A few years ago, the hit Sundance film Tangerine was shot entirely on an iPhone 5S to surprisingly good results. And last year, Steven Soderbergh did the same the same thing while making Unsane, with his only camera being an iPhone 7 Plus.
While a lot more than camera gear goes into making those movies look the way they do, the fact that professional filmmakers are using cameras that many of us keep in our pockets is a pretty encouraging sign when it comes to what we should be able to produce.
I wanted to test out just what you can do to improve your phone’s photo- and video-taking abilities, so I tried out a few different things: some add-on lenses, a microphone, and a stabilizer. You can see the results in the video above.
One thing I was particularly interested in was add-on lenses, which fit on top of your phone’s existing lens to provide a different field of view and potentially even better image quality. The best known of these come from Moment, but Moment’s lenses are expensive — they’re around $90 to $100. So I also tried out some cheaper lenses from no-name companies on Amazon.
It turns out, you really do get what you pay for. Here’s some of the differences:
Left: Ztylus Switch 6 fisheye lens / Right: Moment 2nd gen superfish lens (photos taken a few hours apart)

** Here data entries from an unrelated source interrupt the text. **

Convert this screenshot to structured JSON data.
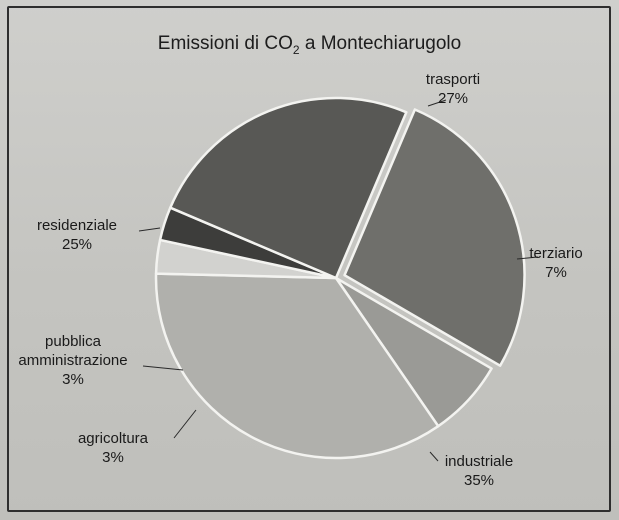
{
  "chart_data": {
    "type": "pie",
    "title": "Emissioni di CO",
    "title_subscript": "2",
    "title_suffix": " a Montechiarugolo",
    "slices": [
      {
        "label": "trasporti",
        "value": 27,
        "pct": "27%",
        "color": "#6f6f6b"
      },
      {
        "label": "terziario",
        "value": 7,
        "pct": "7%",
        "color": "#9a9a96"
      },
      {
        "label": "industriale",
        "value": 35,
        "pct": "35%",
        "color": "#b0b0ac"
      },
      {
        "label": "agricoltura",
        "value": 3,
        "pct": "3%",
        "color": "#d2d2cf"
      },
      {
        "label": "pubblica amministrazione",
        "label_lines": [
          "pubblica",
          "amministrazione"
        ],
        "value": 3,
        "pct": "3%",
        "color": "#3d3d3b"
      },
      {
        "label": "residenziale",
        "value": 25,
        "pct": "25%",
        "color": "#585855"
      }
    ]
  }
}
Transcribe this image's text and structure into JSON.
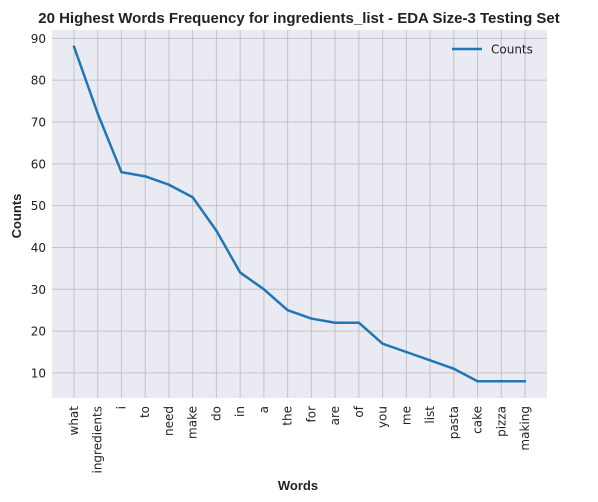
{
  "chart_data": {
    "type": "line",
    "title": "20 Highest Words Frequency for ingredients_list - EDA Size-3 Testing Set",
    "xlabel": "Words",
    "ylabel": "Counts",
    "categories": [
      "what",
      "ingredients",
      "i",
      "to",
      "need",
      "make",
      "do",
      "in",
      "a",
      "the",
      "for",
      "are",
      "of",
      "you",
      "me",
      "list",
      "pasta",
      "cake",
      "pizza",
      "making"
    ],
    "series": [
      {
        "name": "Counts",
        "values": [
          88,
          72,
          58,
          57,
          55,
          52,
          44,
          34,
          30,
          25,
          23,
          22,
          22,
          17,
          15,
          13,
          11,
          8,
          8,
          8
        ],
        "color": "#1f77b4"
      }
    ],
    "yticks": [
      10,
      20,
      30,
      40,
      50,
      60,
      70,
      80,
      90
    ],
    "ylim": [
      4.0,
      92.0
    ],
    "grid": true,
    "legend_position": "top-right",
    "colors": {
      "plot_background": "#eaeaf2",
      "grid": "#c3c3c8"
    }
  }
}
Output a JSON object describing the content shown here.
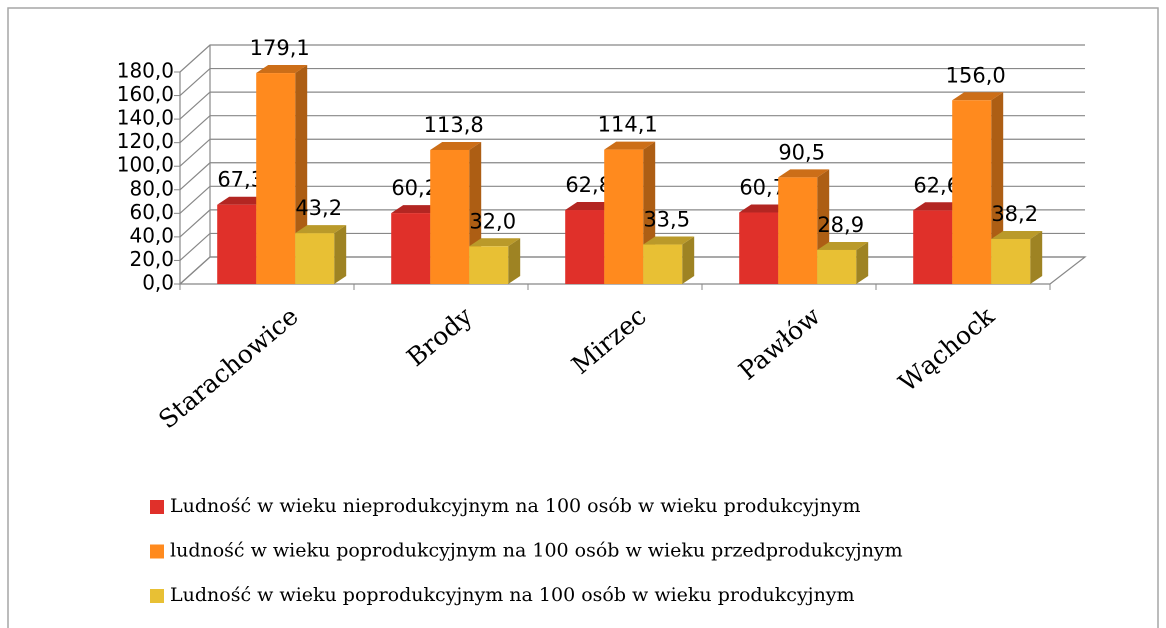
{
  "chart_data": {
    "type": "bar3d",
    "categories": [
      "Starachowice",
      "Brody",
      "Mirzec",
      "Pawłów",
      "Wąchock"
    ],
    "series": [
      {
        "name": "Ludność w wieku nieprodukcyjnym na 100 osób w wieku produkcyjnym",
        "color": "#e0302a",
        "values": [
          67.3,
          60.2,
          62.8,
          60.7,
          62.6
        ],
        "value_labels": [
          "67,3",
          "60,2",
          "62,8",
          "60,7",
          "62,6"
        ]
      },
      {
        "name": "ludność w wieku poprodukcyjnym na 100 osób w wieku przedprodukcyjnym",
        "color": "#ff8a1e",
        "values": [
          179.1,
          113.8,
          114.1,
          90.5,
          156.0
        ],
        "value_labels": [
          "179,1",
          "113,8",
          "114,1",
          "90,5",
          "156,0"
        ]
      },
      {
        "name": "Ludność w wieku poprodukcyjnym na 100 osób w wieku produkcyjnym",
        "color": "#e8c034",
        "values": [
          43.2,
          32.0,
          33.5,
          28.9,
          38.2
        ],
        "value_labels": [
          "43,2",
          "32,0",
          "33,5",
          "28,9",
          "38,2"
        ]
      }
    ],
    "ylim": [
      0,
      180
    ],
    "yticks": [
      {
        "value": 0,
        "label": "0,0"
      },
      {
        "value": 20,
        "label": "20,0"
      },
      {
        "value": 40,
        "label": "40,0"
      },
      {
        "value": 60,
        "label": "60,0"
      },
      {
        "value": 80,
        "label": "80,0"
      },
      {
        "value": 100,
        "label": "100,0"
      },
      {
        "value": 120,
        "label": "120,0"
      },
      {
        "value": 140,
        "label": "140,0"
      },
      {
        "value": 160,
        "label": "160,0"
      },
      {
        "value": 180,
        "label": "180,0"
      }
    ],
    "grid": true,
    "legend": "bottom"
  }
}
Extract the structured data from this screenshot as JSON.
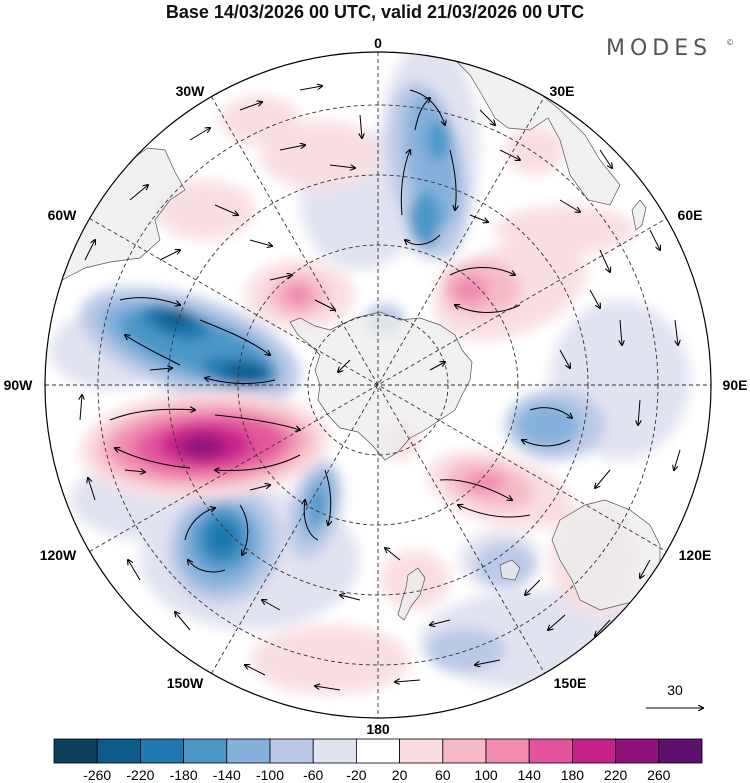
{
  "title": "Base 14/03/2026 00 UTC, valid 21/03/2026 00 UTC",
  "brand": {
    "name": "MODES",
    "mark": "©"
  },
  "map": {
    "projection": "south-polar-stereographic",
    "longitude_labels": [
      {
        "text": "0"
      },
      {
        "text": "30E"
      },
      {
        "text": "60E"
      },
      {
        "text": "90E"
      },
      {
        "text": "120E"
      },
      {
        "text": "150E"
      },
      {
        "text": "180"
      },
      {
        "text": "150W"
      },
      {
        "text": "120W"
      },
      {
        "text": "90W"
      },
      {
        "text": "60W"
      },
      {
        "text": "30W"
      }
    ],
    "wind_reference": {
      "value": "30"
    }
  },
  "colorbar": {
    "colors": [
      "#0c3f5e",
      "#0d5a8a",
      "#1f79b0",
      "#4c97c8",
      "#86b1dc",
      "#bac9e6",
      "#e2e3f1",
      "#ffffff",
      "#f9dfe3",
      "#f6b9c6",
      "#f18bb0",
      "#e4549d",
      "#c6218a",
      "#8f127b",
      "#5e106e"
    ],
    "tick_labels": [
      "-260",
      "-220",
      "-180",
      "-140",
      "-100",
      "-60",
      "-20",
      "20",
      "60",
      "100",
      "140",
      "180",
      "220",
      "260"
    ]
  },
  "colors": {
    "land": "#ececec",
    "coast": "#555555",
    "grid": "#333333"
  }
}
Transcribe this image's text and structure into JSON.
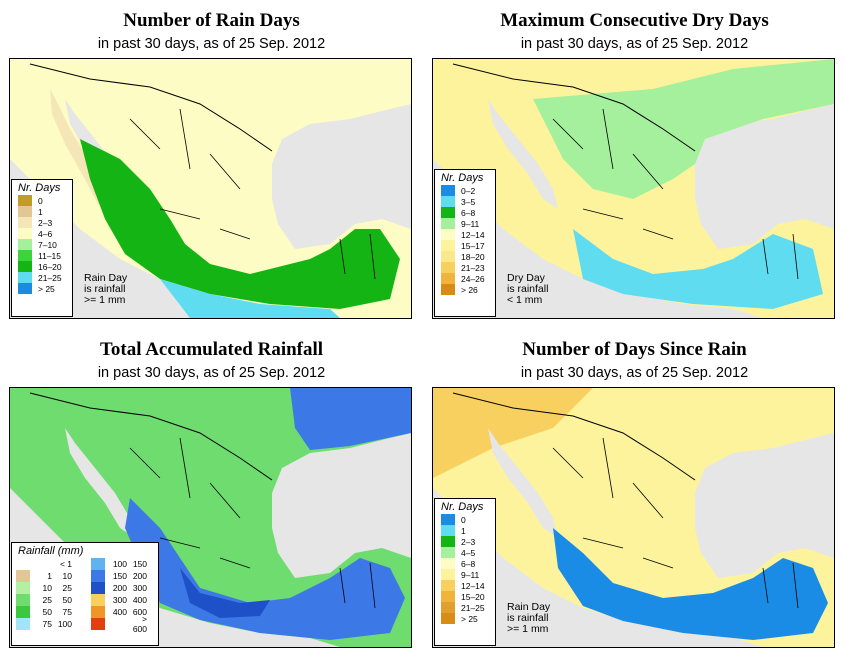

Macro shot of tree notch. Left: Amir clip-on lens / Right: Moment 2nd gen macro lens
Left: Ztylus Switch 6 tele / Right: Moment 2nd gen tele
So yeah, if you’re serious about getting more out of your phone’s camera, those photos should make it obvious that it’s worth paying more — in all cases, Moment’s lenses were brighter, sharper, and nicer to look at. That said, if you’re just curious about what add-on lenses can do and want to explore some fun effects, I don’t think you’d be too upset with the cheap lenses, so long as you don’t spend much more than $10. The three-lens kit that I got was only $12, and I probably got $12 of fun out of it. I just wouldn’t shoot anything too important with them.